Colunista - Dr. Sílvio Lopes de Almeida Neto

MATOSO

Por Dr. Sílvio Lopes de Almeida Neto

18/10/2017

Pela manhã, ainda meio desembaraçado, desimpedido, desocupado, com certo dei no vinte, advinhando, dei com a chave do enigma. Certo é que vivo em uma localidade afastada e sem habitantes, erma de tudo, mambembe mesmo. A primeira pancada do dia veio do encontro com um sujeito vieux-chêne, cara mesmo de carvalho antigo. Pensei naquele instante em um pileque onça, uma ligeira embriaguez. A propósito o Matoso é que veio aos meus ouvidos ruminar, tornar a mastigar, remoer sobre justiça. Dizia ele que o Pretor Santoro, tipo que lembrava um antigo magistrado romano, usou de pretexto fora da lei para absolver um desafeto seu. Quaresma, o desafeto, lançou-lhe cara adentro um sopapo, pancada dada com a mão fechada na zona abaixo do queixo, um murro, um soco; vou amenizar, um bofetão.

Todas as formas usei para tentar lhe explicar que a decisão do Pretor Santoro não era terminativa, havendo certeiramente possibilidade de recurso para instância superior. Não desista, lhe expliquei. Matoso, contudo, me adjetivou, me qualificou como pedante, ou seja, que eu estava dando ares de sábio. Imaginem minha reação! Com toda parcimônia, economia, sobriedade possível, procurei encetar, então outro assunto. Desviei para o lado da poesia.
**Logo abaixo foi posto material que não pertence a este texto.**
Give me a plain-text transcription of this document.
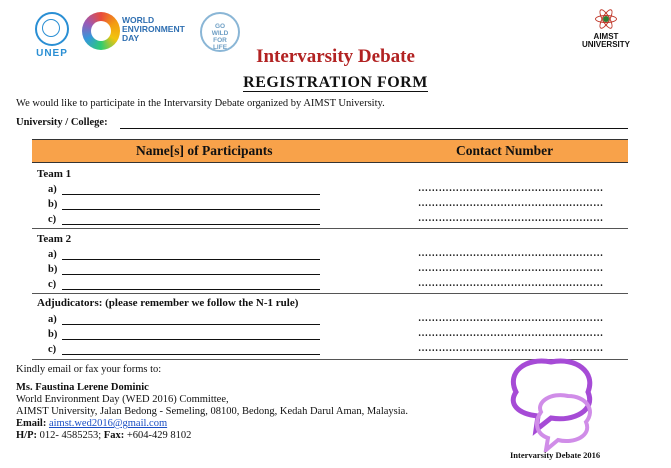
UNEP
WORLD
ENVIRONMENT
DAY
GO
WILD
FOR
LIFE
AIMST
UNIVERSITY
Intervarsity Debate
REGISTRATION FORM
We would like to participate in the Intervarsity Debate organized by AIMST University.
University / College:
Name[s] of Participants	Contact Number
Team 1
a)	………………………………………………
b)	………………………………………………
c)	………………………………………………
Team 2
a)	………………………………………………
b)	………………………………………………
c)	………………………………………………
Adjudicators: (please remember we follow the N-1 rule)
a)	………………………………………………
b)	………………………………………………
c)	………………………………………………
Kindly email or fax your forms to:
Ms. Faustina Lerene Dominic
World Environment Day (WED 2016) Committee,
AIMST University, Jalan Bedong - Semeling, 08100, Bedong, Kedah Darul Aman, Malaysia.
Email: aimst.wed2016@gmail.com
H/P: 012- 4585253; Fax: +604-429 8102
Intervarsity Debate 2016
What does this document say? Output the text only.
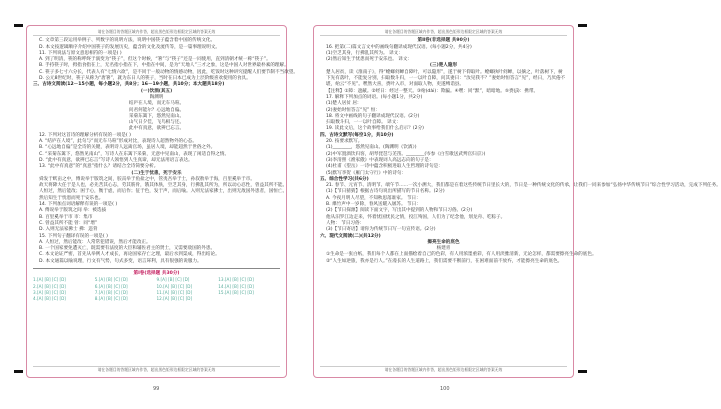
请在各题目的答题区域内作答，超出黑色矩形边框限定区域的答案无效
C. 文章第三段运用举例子、列数字的说明方法，说明中国筷子蕴含着中国的传统文化。
D. 本文按逻辑顺序介绍中国筷子的发展历史，蕴含的文化及流传等，是一篇事理说明文。
11. 下列说法与原文意思相符的一项是( )
A. 到了明清，筷的称呼终于演变为“筷子”，但这个时候，“箸”与“筷子”还是一同使用，直到清朝才统一称“筷子”。
B. 手持筷子时，拇指食指在上，无名指小指在下，中指在中间，是为“天地人”三才之象，这是中国人对世界最朴素的理解。
C. 筷子多七寸六分长，代表人有“七情六欲”，是不同于一般动物的情感动物，因此，吃饭时这种讲究提醒人们要节制不当欲望。
D. 公元8世纪时，筷子从称为“唐箸”，就为东日人的筷子，当时在日本已成为上层阶级喜欢使用的食具。
三、古诗文阅读(12－15小题，每小题2分，共8分；16－19小题，共10分；本大题共18分)
(一)饮酒(其五)
陶渊明
结庐在人境，而无车马喧。
问君何能尔？心远地自偏。
采菊东篱下，悠然见南山。
山气日夕佳，飞鸟相与还。
此中有真意，欲辨已忘言。
12. 下列对这首诗的理解分析有误的一项是( )
A. “结庐在人境”，此句与“而无车马喧”形成对比，表现诗人超然物外的心态。
B. “心远地自偏”是全诗的关键，表明诗人远离官场，虽居人境，却能超然于世俗之外。
C. “采菊东篱下，悠然见南山”，写诗人在东篱下采菊，无意中见南山，表现了闲适自得之情。
D. “此中有真意，欲辨已忘言”写诗人领悟到人生真谛，却无法用语言表达。
13. “此中有真意”的“真意”指什么？请结合全诗简要分析。
(二)生于忧患，死于安乐
舜发于畎亩之中，傅说举于版筑之间，胶鬲举于鱼盐之中，管夷吾举于士，孙叔敖举于海，百里奚举于市。
故天将降大任于是人也，必先苦其心志，劳其筋骨，饿其体肤，空乏其身，行拂乱其所为，所以动心忍性，曾益其所不能。
人恒过，然后能改；困于心，衡于虑，而后作；征于色，发于声，而后喻。入则无法家拂士，出则无敌国外患者，国恒亡。
然后知生于忧患而死于安乐也。
14. 下列加点词语解释有误的一项是( )
A. 傅说举于版筑之间 举：被选拔
B. 百里奚举于市 市：集市
C. 曾益其所不能 曾：同“增”
D. 入则无法家拂士 拂：违背
15. 下列句子翻译有误的一项是( )
A. 人恒过，然后能改：人常常犯错误，然后才能改正。
B. 一个国家要免遭灭亡，既需要有法度的大臣和辅佐君主的贤士，又需要敌国的外患。
C. 本文论证严密，首先从举例人才成长，再论国家存亡之理，最后水到渠成，得出结论。
D. 本文通篇以喻说理，行文有气势，句式多变，语言犀利，具有很强的说服力。
第Ⅰ卷(选择题 共30分)
1.[A] [B] [C] [D]	5.[A] [B] [C] [D]	9.[A] [B] [C] [D]	13.[A] [B] [C] [D]
2.[A] [B] [C] [D]	6.[A] [B] [C] [D]	10.[A] [B] [C] [D]	14.[A] [B] [C] [D]
3.[A] [B] [C] [D]	7.[A] [B] [C] [D]	11.[A] [B] [C] [D]	15.[A] [B] [C] [D]
4.[A] [B] [C] [D]	8.[A] [B] [C] [D]	12.[A] [B] [C] [D]
请在各题目的答题区域内作答，超出黑色矩形边框限定区域的答案无效
99
请在各题目的答题区域内作答，超出黑色矩形边框限定区域的答案无效
第Ⅱ卷(非选择题 共90分)
16. 把第(二)篇文言文中的画线句翻译成现代汉语。(每小题2分，共4分)
(1)空乏其身，行拂乱其所为。 译文：
(2)然后知生于忧患而死于安乐也。 译文：
(三)楚人隐形
楚人居贫，读《淮南子》，得“螳螂伺蝉自障叶，可以隐形”，遂于树下仰取叶。螳螂执叶伺蝉，以摘之，叶落树下，树下先有落叶，不能复分别，扫取数斗归，一一以叶自障，问其妻曰：“汝见我不？”妻始时恒答言“见”，经日，乃厌倦不堪，绐云“不见”。嘿然大喜，赍叶入市，对面取人物，吏遂缚诣县。
【注释】①障：遮蔽。②经日：经过一整天。③绐(dài)：欺骗。④嘿：同“默”，暗暗地。⑤赍(jī)：携带。
17. 解释下列加点的词语。(每小题1分，共2分)
(1)楚人居贫 居：
(2)妻始时恒答言“见” 恒：
18. 将文中画线的句子翻译成现代汉语。(2分)
扫取数斗归，一一以叶自障。 译文：
19. 读此文后，这个故事给我们什么启示？(2分)
四、古诗文默写(每空1分，共10分)
20. 按要求默写。
(1)________，悠然见南山。(陶渊明《饮酒》)
(2)中军置酒饮归客，胡琴琵琶与羌笛。________(岑参《白雪歌送武判官归京》)
(3)李清照《渔家傲》中表现词人高远志向的句子是：
(4)杜甫《望岳》一诗中蕴含积极进取人生哲理的诗句是：
(5)默写李贺《雁门太守行》中的诗句：
五、综合性学习(共6分)
21. 春节、元宵节、清明节、端午节……一次小测大，我们都是在着这些传统节日里长大的，节日是一种传统文化的传承，让我们一同来参加“弘扬中华传统节日”综合性学习活动，完成下列任务。
(1)【节日猜猜】根据古诗句说出所描写的节日名称。(2分)
A. 今夜月明人尽望，不知秋思落谁家。 节日：
B. 爆竹声中一岁除，春风送暖入屠苏。 节日：
(2)【节日探源】阅读下面文字，写出其中提到的人物和节日习俗。(2分)
他从汨罗江边走来，怀着忧国忧民之情，投江殉国，人们为了纪念他，划龙舟、吃粽子。
人物： 节日习俗：
(3)【节日寄语】请你为传统节日写一句宣传语。(2分)
六、现代文阅读(二)(共12分)
擦亮生命的底色
杨建青
①生命是一张白纸，我们每个人都在上面描绘着自己的色彩，有人用浓墨重彩，有人用淡雅清新，无论怎样，都需要擦亮生命的底色。
②“人生如逆旅，我亦是行人。”在漫长的人生道路上，我们需要不断前行，在困难面前不放弃，才能擦亮生命的底色。
请在各题目的答题区域内作答，超出黑色矩形边框限定区域的答案无效
100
Matoso me obrigou a estancar a frase ainda pela metade. A jurisprudência da prudência, virtude que nos faz conseguir o que desejamos, evitando todos os perigos, cautela, ainda que eu não a tenha no mais das vezes, veio em meu socorro. Me fiz todo silêncio. Matoso, sequioso, sedento,ávido de águas turvas da discórdia, rumou, então, para a política. Bradou, rugiu aos quatro ventos que a culpa do Pretor estava atrelada, dominada pelo político Figueiredo, contraparente, parente por afinidade, afastado, do Quaresma.

Comentou, outrossim, que o Figueiredo, homem de sobrolho denso e oleoso, era “muito forte na política” e assim o mariola do Pretor se borrou de medo. Don Juan estivesse vivo, testemunha seria de que me afastei tal qual um Huguenote, contudo, sem nenhuma palavra. Passadas algumas horas, sub tegmine, sob a sombra, ponderei, apreciei com madureza, estudei detidamente a revolta do Matoso e concluí que somos mundongos diante dos poderes. Esse golpe tão profundo nos mostra que a Corte Superior se encontra amalgamada, misturada confusamente com a política; as palavras proferidas não falam do direito, ao contrário, falam do politicamente correto.

 

 

Dr. Sílvio Lopes de Almeida Neto é um renomado advogado com vinte e cinco anos de atuação na área criminal. Ele adora defender seu semelhante e, além dessa bonita profissão, gosta de escrever crônicas nos momentos de lazer. Ele é casado com a rioesperense Drª Sara Miranda, reside na maravilhosa cidade de Rio Espera e é colunista em nosso portal de notícias.